The only defendant to the suit at the time the injunction was granted, was Bevill, in his capacity as Commissioner, and there was consequently an entire absence of necessary parties. In such a case the administrator or other representative of the estate is a necessary party, if not the only proper one. Merritt vs. Daffin et al., 24 Fla., 320, and cases cited; Alston vs. Rowles, 13 Fla., 110, 116; Scarlett vs. Hicks Id., 314; Loring vs. Wittick, 16 Fla., 495; Robinson et al. vs. Springfield Co., 21 Fla., 203, 234; High on Injunctions, section 1551.

Mason, the administrator of Vance, having been subsequently made a party defendant, he demerred to the bill. There is clearly no equity in the bill. It alleges that the appellee is the lawful owner of the land under a good and valid title executed to him by the proper officer, the Clerk of the Circuit Court of Alachua county, and bearing date July 7,1884, and duly recorded in the records of said county on the 9th day of the same month. The land was sold for taxes of the year 1882, on the 4th day of June, 1883.

The bill does not state that appellee was in possession of the land either in person or by tenant at the time the bill was filed or anything as to possession; non constat but that the administrator was in possession.
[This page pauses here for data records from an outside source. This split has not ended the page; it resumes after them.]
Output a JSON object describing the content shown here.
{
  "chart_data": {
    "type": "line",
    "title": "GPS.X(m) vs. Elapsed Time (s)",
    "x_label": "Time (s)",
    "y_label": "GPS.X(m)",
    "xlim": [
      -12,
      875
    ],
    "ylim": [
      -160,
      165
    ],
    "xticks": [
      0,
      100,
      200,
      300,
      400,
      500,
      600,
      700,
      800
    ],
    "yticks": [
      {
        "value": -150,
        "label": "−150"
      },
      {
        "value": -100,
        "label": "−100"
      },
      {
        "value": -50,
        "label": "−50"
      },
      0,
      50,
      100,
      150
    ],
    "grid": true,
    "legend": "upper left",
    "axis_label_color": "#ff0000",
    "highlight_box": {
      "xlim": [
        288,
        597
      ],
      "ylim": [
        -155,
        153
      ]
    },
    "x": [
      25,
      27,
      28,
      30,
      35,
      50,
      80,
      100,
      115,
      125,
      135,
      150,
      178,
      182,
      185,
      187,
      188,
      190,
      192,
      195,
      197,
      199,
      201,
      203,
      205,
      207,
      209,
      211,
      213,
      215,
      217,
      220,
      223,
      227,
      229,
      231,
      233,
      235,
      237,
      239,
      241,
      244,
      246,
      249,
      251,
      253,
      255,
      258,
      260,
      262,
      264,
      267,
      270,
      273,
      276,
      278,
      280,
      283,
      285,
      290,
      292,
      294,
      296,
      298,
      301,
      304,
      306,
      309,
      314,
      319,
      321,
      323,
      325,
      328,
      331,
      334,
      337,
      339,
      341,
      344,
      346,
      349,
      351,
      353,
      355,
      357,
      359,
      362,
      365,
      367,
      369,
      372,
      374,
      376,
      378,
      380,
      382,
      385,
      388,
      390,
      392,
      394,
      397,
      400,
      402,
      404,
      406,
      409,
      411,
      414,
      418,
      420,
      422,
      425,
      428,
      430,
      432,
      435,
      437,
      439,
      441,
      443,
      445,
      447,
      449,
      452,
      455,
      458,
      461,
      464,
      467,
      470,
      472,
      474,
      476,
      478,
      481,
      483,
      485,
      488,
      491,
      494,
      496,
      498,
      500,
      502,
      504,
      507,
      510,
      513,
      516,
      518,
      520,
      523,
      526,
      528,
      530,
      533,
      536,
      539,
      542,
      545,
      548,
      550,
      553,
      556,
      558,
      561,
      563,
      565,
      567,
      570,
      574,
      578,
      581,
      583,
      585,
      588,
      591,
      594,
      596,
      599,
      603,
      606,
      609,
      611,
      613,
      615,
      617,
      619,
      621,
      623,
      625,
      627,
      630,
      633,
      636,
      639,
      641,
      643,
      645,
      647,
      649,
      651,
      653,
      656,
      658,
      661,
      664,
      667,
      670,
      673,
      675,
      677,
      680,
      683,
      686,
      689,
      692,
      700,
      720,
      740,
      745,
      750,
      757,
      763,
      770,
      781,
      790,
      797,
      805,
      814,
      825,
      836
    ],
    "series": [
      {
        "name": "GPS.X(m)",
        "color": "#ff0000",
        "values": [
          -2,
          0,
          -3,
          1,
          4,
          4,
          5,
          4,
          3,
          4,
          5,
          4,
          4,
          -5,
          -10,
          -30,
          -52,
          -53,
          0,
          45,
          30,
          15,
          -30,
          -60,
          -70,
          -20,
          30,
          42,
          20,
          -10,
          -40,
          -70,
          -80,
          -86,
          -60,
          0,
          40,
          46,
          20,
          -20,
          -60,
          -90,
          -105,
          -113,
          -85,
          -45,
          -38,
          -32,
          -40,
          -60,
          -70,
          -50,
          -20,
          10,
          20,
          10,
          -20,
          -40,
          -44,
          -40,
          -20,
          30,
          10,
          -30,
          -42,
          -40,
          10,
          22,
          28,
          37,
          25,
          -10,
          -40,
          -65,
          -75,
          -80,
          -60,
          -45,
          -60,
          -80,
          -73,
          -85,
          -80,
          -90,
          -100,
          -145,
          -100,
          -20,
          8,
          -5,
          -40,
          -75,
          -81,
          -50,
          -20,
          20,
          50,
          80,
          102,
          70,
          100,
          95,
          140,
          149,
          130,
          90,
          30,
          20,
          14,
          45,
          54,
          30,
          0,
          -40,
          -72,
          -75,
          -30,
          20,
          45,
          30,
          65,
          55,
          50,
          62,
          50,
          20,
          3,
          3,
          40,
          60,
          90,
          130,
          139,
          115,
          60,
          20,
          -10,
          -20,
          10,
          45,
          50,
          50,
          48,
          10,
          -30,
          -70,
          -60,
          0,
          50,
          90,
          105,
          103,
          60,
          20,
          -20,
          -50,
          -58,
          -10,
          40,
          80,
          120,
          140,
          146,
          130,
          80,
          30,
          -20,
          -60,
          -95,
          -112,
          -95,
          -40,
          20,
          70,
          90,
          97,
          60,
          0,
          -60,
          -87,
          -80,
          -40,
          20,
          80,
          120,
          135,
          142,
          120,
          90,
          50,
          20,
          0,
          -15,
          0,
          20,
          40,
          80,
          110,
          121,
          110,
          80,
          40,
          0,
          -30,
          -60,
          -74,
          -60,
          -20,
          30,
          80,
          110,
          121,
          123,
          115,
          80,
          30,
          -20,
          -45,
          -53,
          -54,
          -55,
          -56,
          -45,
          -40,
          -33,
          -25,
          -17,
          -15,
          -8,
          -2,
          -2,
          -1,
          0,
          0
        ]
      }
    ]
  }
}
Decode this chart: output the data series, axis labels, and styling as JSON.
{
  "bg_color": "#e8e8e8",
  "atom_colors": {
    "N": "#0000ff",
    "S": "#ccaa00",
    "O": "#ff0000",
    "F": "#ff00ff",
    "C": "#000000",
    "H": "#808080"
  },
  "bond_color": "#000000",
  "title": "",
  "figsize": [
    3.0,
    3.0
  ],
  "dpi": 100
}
If the appellee has a good tax title his title is of course legal, as distinguished from equitable, and possession is an essential to equitable jurisdiction to prevent a cloud upon title where the complainant’s title is legal, for if he is not in possession he has a full and adequate remedy at law. Cavedo vs. Billings, 16 Fla., 261; Sloan vs. Sloan, 25 Fla. — ;S. C. 5 So. Rept. 606; 2 Story’s Equity Juris., section 700, note.A; 3 Pom. Eq., section 1399 and note 4. In the absence from the bill of an allegation of possession in the complainant, it is demurrable. There is nothing in “ the act in relation to injunctions” Chapter 343 2, approved February 12,1883, or in the Revenue Law under which the tax sale was made, that modifies the doctrine of this paragraph in case of a suit instituted by the person claiming under a tax title.

It is not necessary to notice other errors.

The order overruling the demurrer is erroneous, and the cause will be remanded with directions to vacate the same and the order granting the injuncting. It is so ordered.